No primeiro grupo, citam-se: a desapropriação; as Zonas Especiais de Interesse Social (ZEIS); o parcelamento e a edificação compulsórios; o IPTU progressivo no tempo e a desapropriação para fins de reforma urbana; o direito de preempção; a outorga onerosa do direito de construir; as operações urbanas consorciadas; o consórcio imobiliário; e a assistência técnica e jurídica gratuita para as comunidades e grupos sociais menos favorecidos.
No segundo grupo estão contemplados a concessão de direito real de uso; a concessão de uso especial para fins de moradia; a usucapião especial de imóvel urbano; e o direito de superfície.
Na sequência serão analisados os principais instrumentos de regularização fundiária urbana previstos no Estatuto da Cidade, bem como, o instrumento da concessão de uso especial para fins de moradia, previsto na Medida Provisória 2.220/01:
A) Zonas Especiais de Interesse Social (ZEIS)
As Zonas Especiais de Interesse Social (ZEIS) têm previsão no artigo 4º, inciso V, alínea f, do Estatuto da Cidade.
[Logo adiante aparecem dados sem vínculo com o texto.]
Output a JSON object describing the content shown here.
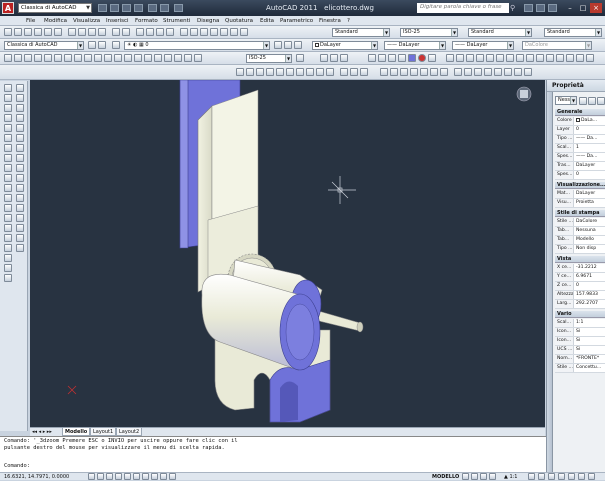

Permitem estabelecer uma categoria diferenciada de zoneamento, garantindo à população de baixa renda acesso aos serviços urbanos, à infraestrutura, e à oferta de emprego e serviços, conforme Ministério das Cidades (2010). As ZEIS devem estar previstas no Plano Diretor ou em lei municipal específica, sendo que, naquelas áreas demarcadas será admitida a aplicação de regras especiais de uso e ocupação do solo, visando a preservação do direito à moradia.
As ZEIS podem ser classificadas em ZEIS Ocupadas, áreas em que há assentamentos e necessitam de instrumentos para a regularização fundiária; e as ZEIS de Vazios, áreas vazias ou mal aproveitadas que serão foco de projetos de execução de habitação de interesse social.
As áreas marcadas como ZEIS, segundo Scheid (2008), diminuem o interesse especulativo do mercado imobiliário, impedindo que o morador desse terreno seja assediado para vender sua propriedade regularizada por preço irrisório e termine, novamente, sem moradia.
Os assentamentos urbanos informais gravados pelas ZEIS estarão regularizados urbanisticamente, reconhecendo que essas ocupações integram a cidade, porém a regularização jurídica deve ocorrer pelos demais instrumentos do Estatuto da Cidade, aplicados em cada situação identificada pelas ZEIS e contemplados no Plano Diretor.
B) Parcelamento ou edificação compulsórios; IPTU progressivo no tempo; Desapropriação para fins de reforma urbana
A previsão desses instrumentos está no artigo 182, § 4º, incisos I, II, e III, da Constituição Federal, respectivamente, e, a utilização dos mesmos, pelo Poder Público Municipal, fica atrelada ao fato de o proprietário não cumprir a função social da propriedade. São medidas que visam impor ao proprietário uma ação positiva para promover uma destinação concreta de sua propriedade.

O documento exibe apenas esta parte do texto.